Sinjin Jones is a writer, director, and performer for film, theatre, and multimedia production. He is Co-Founder and Head of Operations for Perplexity Pictures, a Denver-based production company that specializes in story-driven narrative and music video work, and Artistic Director for Otherworld Collective, a new nonprofit multimedia collective dedicated to immersive, multimedia theatrical experiences in Denver. To date he has directed several short films and countless music videos. Recently, he has been developing and performing in a series of theatrical productions centered around veterans’ issues entitled Operation Parachute. His first feature film, SUN, MOON, STARS, RAIN, had its premiere for cast and crew in March of 2016 and is headed into the film festival circuit this fall.

Mollie Mook-Fiddler, artist and catalyst and friend

As mentioned in my previous blog, the brilliant Mollie Mook-Fiddler is the catalyst for my good fortune in being a part of A Theatre Group. She is a longtime friend of mine, and I have had the absolute pleasure of watching her grow in the theatre arts from a student with a natural gift and a hunger for the stage to a performer, director, teacher and mentor who has made, and continues to make, an indelible mark on the lives of others.

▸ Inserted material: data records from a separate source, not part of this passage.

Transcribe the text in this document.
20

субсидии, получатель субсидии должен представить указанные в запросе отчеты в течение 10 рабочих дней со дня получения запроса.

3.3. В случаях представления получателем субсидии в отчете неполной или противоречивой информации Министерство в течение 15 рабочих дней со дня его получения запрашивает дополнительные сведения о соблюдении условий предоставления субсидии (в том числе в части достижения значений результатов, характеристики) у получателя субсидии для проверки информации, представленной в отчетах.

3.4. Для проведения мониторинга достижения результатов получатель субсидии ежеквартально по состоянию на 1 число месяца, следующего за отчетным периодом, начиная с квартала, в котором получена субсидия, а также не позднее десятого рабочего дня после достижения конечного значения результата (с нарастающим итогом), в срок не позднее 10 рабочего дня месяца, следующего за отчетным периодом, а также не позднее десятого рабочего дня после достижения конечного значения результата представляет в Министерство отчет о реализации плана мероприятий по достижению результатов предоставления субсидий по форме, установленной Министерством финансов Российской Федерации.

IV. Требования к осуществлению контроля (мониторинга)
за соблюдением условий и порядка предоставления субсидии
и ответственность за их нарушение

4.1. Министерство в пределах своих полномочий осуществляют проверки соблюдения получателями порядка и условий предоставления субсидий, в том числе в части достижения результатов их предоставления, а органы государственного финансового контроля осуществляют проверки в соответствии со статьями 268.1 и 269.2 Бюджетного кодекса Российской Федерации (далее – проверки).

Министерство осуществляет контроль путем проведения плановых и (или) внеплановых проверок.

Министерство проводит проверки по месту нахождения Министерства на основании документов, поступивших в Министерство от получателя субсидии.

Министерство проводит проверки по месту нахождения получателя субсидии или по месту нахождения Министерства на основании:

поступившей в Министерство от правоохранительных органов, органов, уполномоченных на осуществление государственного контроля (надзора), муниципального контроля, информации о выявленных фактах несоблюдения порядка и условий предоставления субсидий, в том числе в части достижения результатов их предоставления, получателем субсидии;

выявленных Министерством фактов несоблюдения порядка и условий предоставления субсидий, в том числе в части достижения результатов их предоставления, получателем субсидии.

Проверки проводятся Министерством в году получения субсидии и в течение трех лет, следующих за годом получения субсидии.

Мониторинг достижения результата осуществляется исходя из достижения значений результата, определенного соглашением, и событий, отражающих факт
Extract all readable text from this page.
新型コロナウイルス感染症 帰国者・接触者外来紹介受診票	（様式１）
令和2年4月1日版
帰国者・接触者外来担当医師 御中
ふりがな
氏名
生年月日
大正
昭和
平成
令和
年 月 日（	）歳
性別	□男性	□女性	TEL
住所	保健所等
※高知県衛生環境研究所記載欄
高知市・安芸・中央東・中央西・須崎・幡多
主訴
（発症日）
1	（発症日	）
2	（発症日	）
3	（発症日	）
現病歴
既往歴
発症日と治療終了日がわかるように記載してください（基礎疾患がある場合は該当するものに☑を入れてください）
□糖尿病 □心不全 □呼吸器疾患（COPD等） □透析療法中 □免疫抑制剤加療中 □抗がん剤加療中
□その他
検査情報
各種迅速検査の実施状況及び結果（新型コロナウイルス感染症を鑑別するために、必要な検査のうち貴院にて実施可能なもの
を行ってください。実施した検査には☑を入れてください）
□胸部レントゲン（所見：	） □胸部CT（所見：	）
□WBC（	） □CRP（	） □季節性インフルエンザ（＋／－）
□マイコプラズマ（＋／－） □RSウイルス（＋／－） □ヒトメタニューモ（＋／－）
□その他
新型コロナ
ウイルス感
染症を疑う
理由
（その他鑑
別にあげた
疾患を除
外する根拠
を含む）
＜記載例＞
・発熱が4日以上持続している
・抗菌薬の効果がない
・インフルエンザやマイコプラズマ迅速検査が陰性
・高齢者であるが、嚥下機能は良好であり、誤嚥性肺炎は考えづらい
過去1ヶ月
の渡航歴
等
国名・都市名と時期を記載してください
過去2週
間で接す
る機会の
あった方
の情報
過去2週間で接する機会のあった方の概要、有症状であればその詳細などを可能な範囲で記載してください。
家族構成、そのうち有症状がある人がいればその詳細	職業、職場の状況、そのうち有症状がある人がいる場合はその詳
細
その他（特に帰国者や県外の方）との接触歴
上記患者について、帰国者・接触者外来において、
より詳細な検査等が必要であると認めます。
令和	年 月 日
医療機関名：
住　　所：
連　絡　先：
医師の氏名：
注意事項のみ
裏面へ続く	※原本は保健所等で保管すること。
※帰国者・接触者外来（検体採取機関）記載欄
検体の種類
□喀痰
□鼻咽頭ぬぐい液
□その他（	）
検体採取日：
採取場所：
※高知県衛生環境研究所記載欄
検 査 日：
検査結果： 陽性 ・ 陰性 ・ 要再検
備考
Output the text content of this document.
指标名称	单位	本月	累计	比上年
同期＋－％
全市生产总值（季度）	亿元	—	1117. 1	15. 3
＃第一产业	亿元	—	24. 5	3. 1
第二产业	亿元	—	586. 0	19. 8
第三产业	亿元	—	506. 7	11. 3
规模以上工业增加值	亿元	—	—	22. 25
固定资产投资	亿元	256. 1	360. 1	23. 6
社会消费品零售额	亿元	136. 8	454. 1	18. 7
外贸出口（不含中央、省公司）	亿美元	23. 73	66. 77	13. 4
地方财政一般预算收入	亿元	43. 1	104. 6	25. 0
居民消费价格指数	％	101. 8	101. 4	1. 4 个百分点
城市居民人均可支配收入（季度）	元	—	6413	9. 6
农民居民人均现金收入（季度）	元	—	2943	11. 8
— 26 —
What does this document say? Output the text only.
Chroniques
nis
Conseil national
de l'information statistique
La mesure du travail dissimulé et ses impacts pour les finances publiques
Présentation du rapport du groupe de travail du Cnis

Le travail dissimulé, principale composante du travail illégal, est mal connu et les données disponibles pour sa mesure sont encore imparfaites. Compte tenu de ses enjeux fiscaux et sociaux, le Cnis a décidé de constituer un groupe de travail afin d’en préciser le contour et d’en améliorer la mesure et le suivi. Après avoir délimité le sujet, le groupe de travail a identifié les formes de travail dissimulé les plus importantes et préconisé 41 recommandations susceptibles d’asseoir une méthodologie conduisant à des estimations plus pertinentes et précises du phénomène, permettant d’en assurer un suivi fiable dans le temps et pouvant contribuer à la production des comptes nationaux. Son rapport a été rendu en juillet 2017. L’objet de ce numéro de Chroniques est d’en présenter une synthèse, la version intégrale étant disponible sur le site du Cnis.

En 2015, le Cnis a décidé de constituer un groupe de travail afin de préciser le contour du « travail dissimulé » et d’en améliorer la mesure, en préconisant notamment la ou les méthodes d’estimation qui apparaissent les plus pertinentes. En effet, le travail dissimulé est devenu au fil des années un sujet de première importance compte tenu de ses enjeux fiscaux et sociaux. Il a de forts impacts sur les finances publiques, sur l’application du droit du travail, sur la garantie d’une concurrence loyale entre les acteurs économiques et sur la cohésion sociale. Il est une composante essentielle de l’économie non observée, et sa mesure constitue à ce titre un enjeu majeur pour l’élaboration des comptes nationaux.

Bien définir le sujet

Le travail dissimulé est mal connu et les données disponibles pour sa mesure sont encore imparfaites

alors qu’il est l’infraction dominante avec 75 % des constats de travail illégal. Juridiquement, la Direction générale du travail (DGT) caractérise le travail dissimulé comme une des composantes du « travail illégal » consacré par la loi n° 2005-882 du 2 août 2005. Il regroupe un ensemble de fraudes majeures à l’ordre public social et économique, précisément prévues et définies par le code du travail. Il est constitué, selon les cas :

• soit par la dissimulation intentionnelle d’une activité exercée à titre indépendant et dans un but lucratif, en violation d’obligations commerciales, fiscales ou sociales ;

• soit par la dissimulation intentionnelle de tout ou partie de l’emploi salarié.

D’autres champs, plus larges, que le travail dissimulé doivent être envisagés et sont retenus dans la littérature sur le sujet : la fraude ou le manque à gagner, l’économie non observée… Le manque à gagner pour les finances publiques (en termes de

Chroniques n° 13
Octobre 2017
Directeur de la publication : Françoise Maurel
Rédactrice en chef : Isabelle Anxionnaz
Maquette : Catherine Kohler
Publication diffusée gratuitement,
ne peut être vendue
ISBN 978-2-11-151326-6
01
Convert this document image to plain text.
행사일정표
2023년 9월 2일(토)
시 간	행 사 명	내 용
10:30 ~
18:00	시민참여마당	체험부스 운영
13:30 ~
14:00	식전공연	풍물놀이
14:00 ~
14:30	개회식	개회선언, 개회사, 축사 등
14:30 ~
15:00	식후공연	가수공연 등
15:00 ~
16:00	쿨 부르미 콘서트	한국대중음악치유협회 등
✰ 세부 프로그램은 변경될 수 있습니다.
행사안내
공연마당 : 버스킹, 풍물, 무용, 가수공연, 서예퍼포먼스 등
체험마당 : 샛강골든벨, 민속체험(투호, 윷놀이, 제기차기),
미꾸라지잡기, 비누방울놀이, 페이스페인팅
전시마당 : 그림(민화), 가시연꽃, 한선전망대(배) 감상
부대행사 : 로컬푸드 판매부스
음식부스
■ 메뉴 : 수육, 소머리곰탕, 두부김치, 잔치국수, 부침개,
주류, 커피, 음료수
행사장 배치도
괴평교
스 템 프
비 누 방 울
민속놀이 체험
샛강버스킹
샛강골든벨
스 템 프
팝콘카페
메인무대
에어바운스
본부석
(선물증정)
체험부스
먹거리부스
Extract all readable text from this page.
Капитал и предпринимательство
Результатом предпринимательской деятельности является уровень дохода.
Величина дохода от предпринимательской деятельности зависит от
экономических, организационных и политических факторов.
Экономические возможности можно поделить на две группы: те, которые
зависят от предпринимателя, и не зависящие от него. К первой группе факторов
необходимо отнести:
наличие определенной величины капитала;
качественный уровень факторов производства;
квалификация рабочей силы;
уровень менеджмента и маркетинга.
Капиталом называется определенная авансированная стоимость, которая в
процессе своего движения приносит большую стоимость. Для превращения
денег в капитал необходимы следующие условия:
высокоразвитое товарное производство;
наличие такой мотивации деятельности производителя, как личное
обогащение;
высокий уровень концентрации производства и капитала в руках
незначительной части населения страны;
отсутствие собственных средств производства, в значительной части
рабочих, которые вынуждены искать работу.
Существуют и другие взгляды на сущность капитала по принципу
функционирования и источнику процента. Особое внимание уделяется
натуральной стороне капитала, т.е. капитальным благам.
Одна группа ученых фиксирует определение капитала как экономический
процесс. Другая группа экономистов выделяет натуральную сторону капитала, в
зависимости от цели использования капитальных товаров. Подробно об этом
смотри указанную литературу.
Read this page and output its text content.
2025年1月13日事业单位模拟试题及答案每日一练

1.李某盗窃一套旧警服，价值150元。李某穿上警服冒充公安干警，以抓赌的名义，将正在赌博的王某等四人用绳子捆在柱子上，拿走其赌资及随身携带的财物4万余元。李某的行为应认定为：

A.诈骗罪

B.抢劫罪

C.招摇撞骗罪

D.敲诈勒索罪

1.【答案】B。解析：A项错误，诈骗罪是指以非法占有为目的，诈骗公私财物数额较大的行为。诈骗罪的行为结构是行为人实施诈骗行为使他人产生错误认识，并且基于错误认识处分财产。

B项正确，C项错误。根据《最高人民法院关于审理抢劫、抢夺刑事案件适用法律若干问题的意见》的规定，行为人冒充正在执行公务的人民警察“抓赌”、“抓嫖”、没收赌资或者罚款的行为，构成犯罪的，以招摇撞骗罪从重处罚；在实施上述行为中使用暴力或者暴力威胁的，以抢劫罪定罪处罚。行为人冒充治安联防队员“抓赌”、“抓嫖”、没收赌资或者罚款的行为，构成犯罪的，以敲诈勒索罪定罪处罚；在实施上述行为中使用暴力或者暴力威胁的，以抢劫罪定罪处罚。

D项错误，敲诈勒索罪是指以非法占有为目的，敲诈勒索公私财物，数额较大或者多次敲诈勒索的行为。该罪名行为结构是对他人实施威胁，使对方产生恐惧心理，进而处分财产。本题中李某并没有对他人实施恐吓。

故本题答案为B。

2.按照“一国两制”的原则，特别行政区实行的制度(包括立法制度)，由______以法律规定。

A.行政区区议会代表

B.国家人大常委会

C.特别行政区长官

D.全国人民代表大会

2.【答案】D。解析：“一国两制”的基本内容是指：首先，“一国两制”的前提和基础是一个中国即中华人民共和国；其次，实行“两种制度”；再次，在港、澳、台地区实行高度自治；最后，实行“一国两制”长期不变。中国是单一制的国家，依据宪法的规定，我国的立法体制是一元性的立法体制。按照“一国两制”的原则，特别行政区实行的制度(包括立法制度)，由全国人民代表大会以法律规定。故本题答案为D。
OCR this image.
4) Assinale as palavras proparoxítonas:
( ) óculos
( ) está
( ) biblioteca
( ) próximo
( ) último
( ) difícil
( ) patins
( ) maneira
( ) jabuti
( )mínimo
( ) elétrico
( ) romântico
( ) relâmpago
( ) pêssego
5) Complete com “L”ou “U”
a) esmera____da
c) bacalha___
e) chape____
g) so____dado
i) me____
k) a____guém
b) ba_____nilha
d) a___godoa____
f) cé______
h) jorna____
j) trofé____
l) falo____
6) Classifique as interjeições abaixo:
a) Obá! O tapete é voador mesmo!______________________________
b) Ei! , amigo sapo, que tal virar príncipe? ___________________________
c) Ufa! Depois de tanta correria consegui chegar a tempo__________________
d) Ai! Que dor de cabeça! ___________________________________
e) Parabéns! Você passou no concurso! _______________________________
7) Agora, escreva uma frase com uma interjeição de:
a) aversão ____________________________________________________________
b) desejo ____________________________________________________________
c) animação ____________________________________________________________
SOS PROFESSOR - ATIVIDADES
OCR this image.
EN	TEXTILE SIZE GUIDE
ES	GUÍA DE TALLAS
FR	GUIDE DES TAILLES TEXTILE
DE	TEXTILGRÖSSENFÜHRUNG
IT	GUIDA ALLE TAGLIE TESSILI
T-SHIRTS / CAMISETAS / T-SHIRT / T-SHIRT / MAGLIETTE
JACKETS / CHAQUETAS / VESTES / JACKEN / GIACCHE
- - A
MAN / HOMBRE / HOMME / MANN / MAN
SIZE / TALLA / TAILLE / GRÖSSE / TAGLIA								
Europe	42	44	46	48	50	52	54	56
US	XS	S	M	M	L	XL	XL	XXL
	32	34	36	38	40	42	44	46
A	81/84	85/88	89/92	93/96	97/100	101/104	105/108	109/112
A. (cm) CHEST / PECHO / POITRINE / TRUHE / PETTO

As part of my series on this upcoming week in Silverton, CO, I would like to present the bios of the main players. Naturally, I begin with Mollie because she is the one who brought us all together. And here is her bio. While impressive in its scope, it does not touch the magic that she is. You’ll have to meet her, be in a room with her, experience her work firsthand for that. And there she is, on the left, a shot taken just last March when she flew to Seattle and took me to see a new play at the Seattle Repertory Theatre.

Mollie Mook-Fiddler is a director, actor and producer. She currently serves as the chair of theatre at San Juan College in Northern New Mexico, while concurrently serving as the Artistic Director of Silverton’s A Theatre Group, an organization dedicated to the development of new work by American playwrights.  

Mollie received her BA in theatre from The University of Colorado, and her MFA in Acting from the University of Iowa, a program that inspired her love of new-play development.  She has directed and performed in regional theaters in the U.S. and Russia.  Favorite projects include acting in The Nina Variations at the Alexandrinski Theatre in Saint Petersburg Russia and Anton Chekhov’s estate in Melikhovo.  Mollie has workshopped and developed numerous new works, including  adaptation of the Pulitzer Prize-winning novel Enrique’s Journey, by Sonia Nazario, adapted for the stage by Anthony Garcia.The play won The Denver Post’s Ovation Award for Best New Work.  She has served on the theatre faculty at San Juan College, Actor’s Academy for the Performing Arts, and The University of Colorado at Denver.  Awards include Meritorious Award in Directing from the Kennedy Center American College Theatre Festival, and The Tarpley Award for Teaching Excellence.